Monday, August 31, 2009

Maybe Catch Them Most

In interest of full disclosure, I must admit: I’ve got the bug. And this isn’t just any bug, folks. After all, there are bugs that you catch, and there are bugs that catch you, but this bug is the only one I know where you are catching.

The thing I am catching, gentle reader, is pokémans.

I know! I know. Years ago, I thought I had caught them all. Isn’t that how it works? You catch them all, and then you can live your life again. But apparently, while my guard was down, they went and invented a bunch more. This ain’t a scene. It’s an arms race.

Pictured: Rock-Type.

Not that I’m complaining. There is such a thing in this world as more of a good thing, and I’ve long noted my uncanny attraction to games that last forever. But the remarkable thing about these later generations of games is that they don’t seem so much to descend in a lineage, but to actively absorb earlier iterations.

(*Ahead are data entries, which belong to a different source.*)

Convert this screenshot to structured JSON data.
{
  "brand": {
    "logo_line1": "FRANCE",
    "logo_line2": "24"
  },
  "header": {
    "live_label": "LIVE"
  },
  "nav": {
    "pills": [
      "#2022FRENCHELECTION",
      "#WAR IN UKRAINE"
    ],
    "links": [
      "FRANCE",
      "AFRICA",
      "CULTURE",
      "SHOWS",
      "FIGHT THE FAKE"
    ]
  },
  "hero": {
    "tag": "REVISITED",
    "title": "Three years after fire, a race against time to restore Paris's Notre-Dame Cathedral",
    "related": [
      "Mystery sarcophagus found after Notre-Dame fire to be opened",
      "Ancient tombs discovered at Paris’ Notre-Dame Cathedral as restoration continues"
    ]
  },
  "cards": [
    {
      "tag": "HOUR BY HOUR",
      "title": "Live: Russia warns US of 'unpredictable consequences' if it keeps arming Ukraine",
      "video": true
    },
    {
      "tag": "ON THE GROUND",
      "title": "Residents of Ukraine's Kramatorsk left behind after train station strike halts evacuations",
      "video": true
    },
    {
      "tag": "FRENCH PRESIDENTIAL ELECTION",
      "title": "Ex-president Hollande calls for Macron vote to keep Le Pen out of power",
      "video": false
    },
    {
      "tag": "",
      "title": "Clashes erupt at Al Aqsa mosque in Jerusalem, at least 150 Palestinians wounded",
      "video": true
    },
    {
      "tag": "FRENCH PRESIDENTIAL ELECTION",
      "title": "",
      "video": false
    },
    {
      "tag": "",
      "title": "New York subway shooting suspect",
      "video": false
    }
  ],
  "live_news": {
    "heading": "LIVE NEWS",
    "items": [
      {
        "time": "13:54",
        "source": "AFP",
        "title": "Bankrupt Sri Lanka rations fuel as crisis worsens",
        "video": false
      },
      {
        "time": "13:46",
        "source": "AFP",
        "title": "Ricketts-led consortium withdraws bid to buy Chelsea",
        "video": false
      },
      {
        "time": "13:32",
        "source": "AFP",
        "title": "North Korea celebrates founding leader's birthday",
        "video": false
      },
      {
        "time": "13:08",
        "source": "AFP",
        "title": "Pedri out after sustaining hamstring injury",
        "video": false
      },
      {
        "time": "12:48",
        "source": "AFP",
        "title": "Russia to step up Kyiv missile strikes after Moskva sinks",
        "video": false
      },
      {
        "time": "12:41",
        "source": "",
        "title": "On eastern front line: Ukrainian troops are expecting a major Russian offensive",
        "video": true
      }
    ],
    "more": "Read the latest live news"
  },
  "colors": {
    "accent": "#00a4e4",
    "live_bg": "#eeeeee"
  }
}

Since the play mechanics are largely untouched, the pocket meisters of yesteryear are free to scamper about alongside the New Guard, retaining their movesets, their elemental types, and their varying degrees of use or uselessness. The result is a game that feels eerily metamorphic, not a new game, but an old one, transformed. Perhaps this is all fitting for a game about evolution.

Thank-you, Charles Darwin, for your contentious theories about fighting electric mice.

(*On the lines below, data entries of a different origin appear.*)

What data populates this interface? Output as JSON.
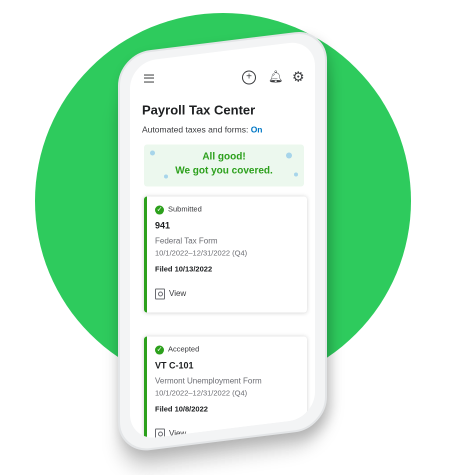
{
  "header": {
    "menu_icon": "menu-icon",
    "add_icon": "plus-circle-icon",
    "bell_icon": "bell-icon",
    "settings_icon": "gear-icon"
  },
  "page": {
    "title": "Payroll Tax Center",
    "automated_label": "Automated taxes and forms:",
    "automated_status": "On"
  },
  "banner": {
    "line1": "All good!",
    "line2": "We got you covered."
  },
  "forms": [
    {
      "status": "Submitted",
      "form_id": "941",
      "form_name": "Federal Tax Form",
      "period": "10/1/2022–12/31/2022 (Q4)",
      "filed": "Filed 10/13/2022",
      "action": "View"
    },
    {
      "status": "Accepted",
      "form_id": "VT C-101",
      "form_name": "Vermont Unemployment Form",
      "period": "10/1/2022–12/31/2022 (Q4)",
      "filed": "Filed 10/8/2022",
      "action": "View"
    }
  ],
  "colors": {
    "background_circle": "#2ecb5d",
    "accent_green": "#2ca01c",
    "link_blue": "#0077c5"
  }
}
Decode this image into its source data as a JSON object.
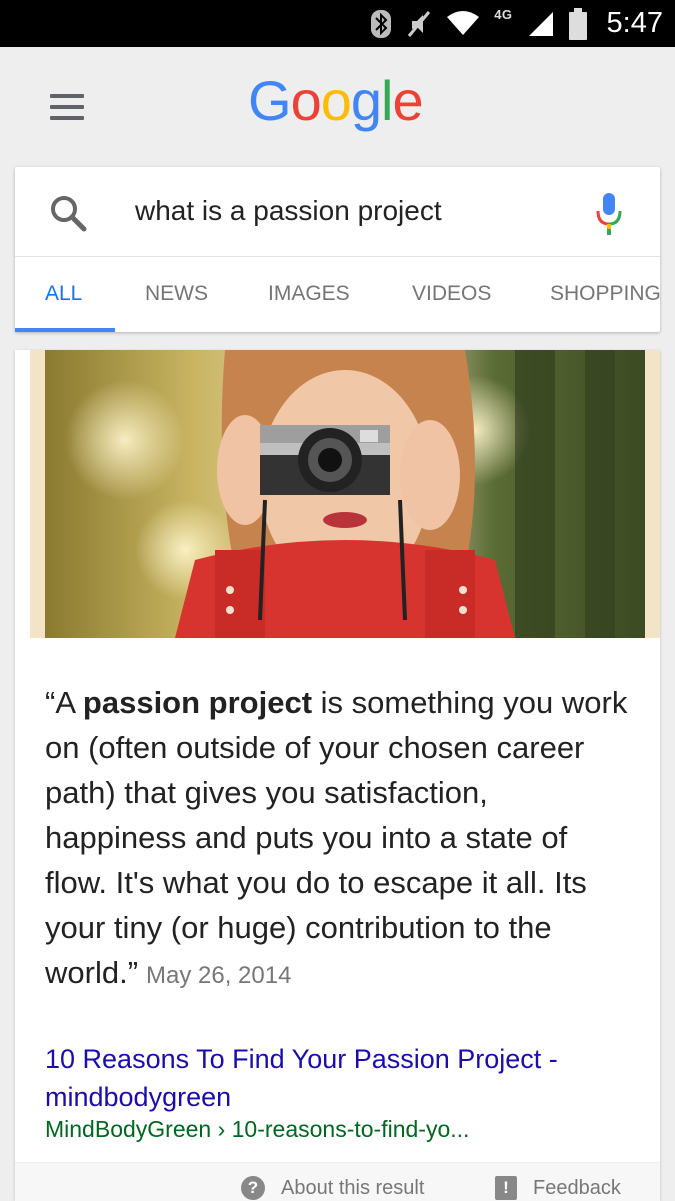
{
  "status_bar": {
    "network": "4G",
    "time": "5:47"
  },
  "header": {
    "logo_letters": [
      "G",
      "o",
      "o",
      "g",
      "l",
      "e"
    ]
  },
  "search": {
    "query": "what is a passion project"
  },
  "tabs": [
    {
      "label": "ALL",
      "active": true
    },
    {
      "label": "NEWS",
      "active": false
    },
    {
      "label": "IMAGES",
      "active": false
    },
    {
      "label": "VIDEOS",
      "active": false
    },
    {
      "label": "SHOPPING",
      "active": false
    }
  ],
  "result": {
    "image_alt": "woman taking a photo with a camera",
    "quote_open": "“A ",
    "quote_bold": "passion project",
    "quote_rest": " is something you work on (often outside of your chosen career path) that gives you satisfaction, happiness and puts you into a state of flow. It's what you do to escape it all. Its your tiny (or huge) contribution to the world.”",
    "date": "May 26, 2014",
    "link_title": "10 Reasons To Find Your Passion Project - mindbodygreen",
    "url": "MindBodyGreen › 10-reasons-to-find-yo...",
    "about_label": "About this result",
    "feedback_label": "Feedback"
  },
  "colors": {
    "google_blue": "#4285F4",
    "google_red": "#EA4335",
    "google_yellow": "#FBBC05",
    "google_green": "#34A853",
    "link": "#1a0dab",
    "url": "#006621"
  }
}
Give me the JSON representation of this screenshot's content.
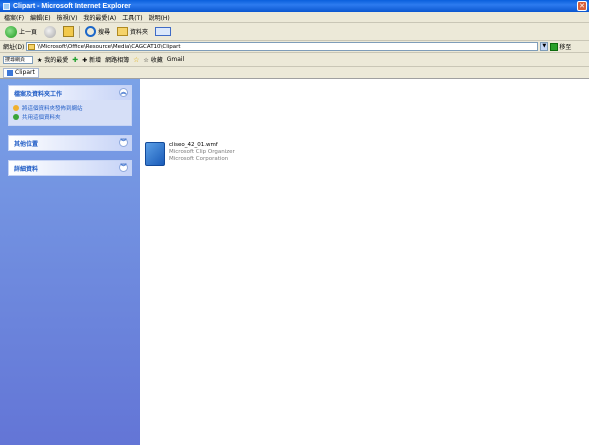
{
  "window": {
    "title": "Clipart - Microsoft Internet Explorer",
    "close_glyph": "✕",
    "app_icon": "explorer-icon"
  },
  "menu": {
    "items": [
      "檔案(F)",
      "編輯(E)",
      "檢視(V)",
      "我的最愛(A)",
      "工具(T)",
      "說明(H)"
    ]
  },
  "toolbar": {
    "back_label": "上一頁",
    "search_label": "搜尋",
    "folders_label": "資料夾"
  },
  "address": {
    "label": "網址(D)",
    "path": "\\\\Microsoft\\Office\\Resource\\Media\\CAGCAT10\\Clipart",
    "go_label": "移至",
    "dropdown_glyph": "▼"
  },
  "links_bar": {
    "search_placeholder": "搜尋網頁",
    "items": [
      "★ 我的最愛",
      "✚ 新增",
      "網路相簿",
      "☆ 收藏",
      "Gmail"
    ]
  },
  "nav_bar": {
    "location": "Clipart"
  },
  "left_pane": {
    "panels": [
      {
        "title": "檔案及資料夾工作",
        "collapse_glyph": "︽",
        "links": [
          {
            "text": "將這個資料夾發佈到網站",
            "icon": "publish-icon"
          },
          {
            "text": "共用這個資料夾",
            "icon": "share-icon"
          }
        ]
      },
      {
        "title": "其他位置",
        "collapse_glyph": "︾",
        "links": []
      },
      {
        "title": "詳細資料",
        "collapse_glyph": "︾",
        "links": []
      }
    ]
  },
  "content": {
    "files": [
      {
        "name": "cliseo_42_01.wmf",
        "description": "Microsoft Clip Organizer",
        "company": "Microsoft Corporation",
        "icon": "file-icon"
      }
    ],
    "scroll_glyph": "▴"
  }
}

I don’t imagine, that in the days to come, I’ll be reviewing the content of the game itself – as a full-blown media phenomenon , it is precisely the sort of thing that defies review. That’s not to suggest that it isn’t a good game – in many ways, it’s excellent – but it’s the sort of game where its qualities and failings are beside the point.

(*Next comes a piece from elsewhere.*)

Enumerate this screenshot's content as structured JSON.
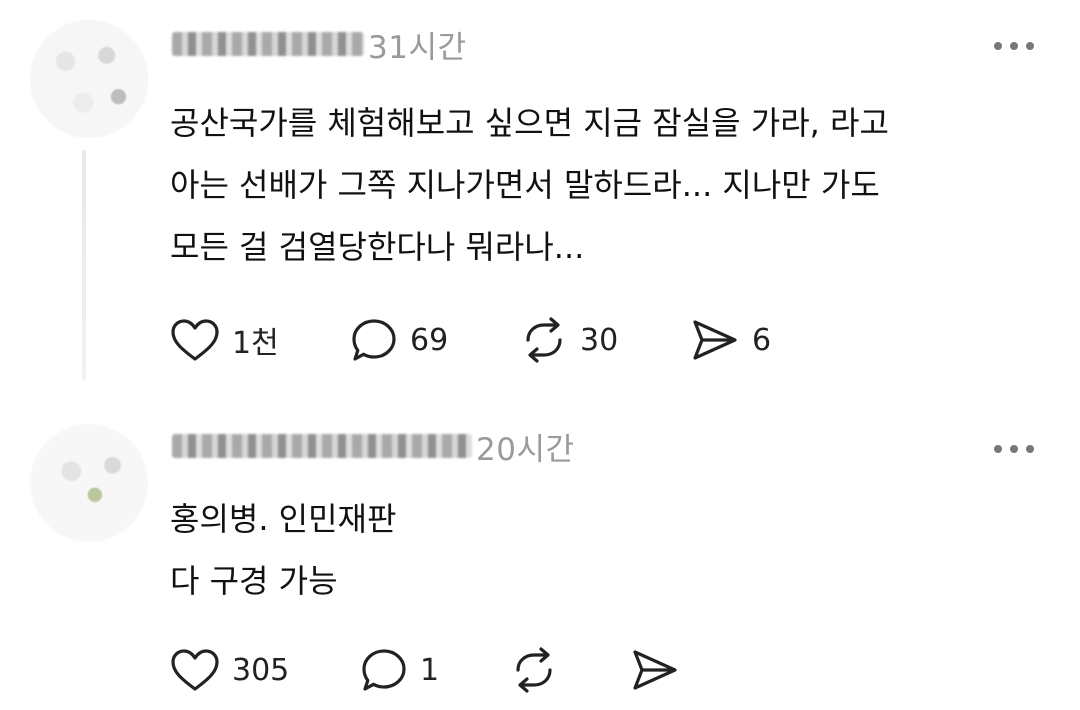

Rather, I’d like to look at some of the ways in which an expansive game like Pokémon combines a number of fundamental aspects of gaming – collection, preparation, and strategy – to foster a surprising array of play styles. I’d like to consider what sets its apart from the half-dozen clones we’ve seen that operate under the same model.

I hope that all this can be done without me resorting to talking about my Pokémon. Hearing about someone’s pokémon is like hearing about someone’s dreams. And everyone likes listening to someone describe their dreams, right?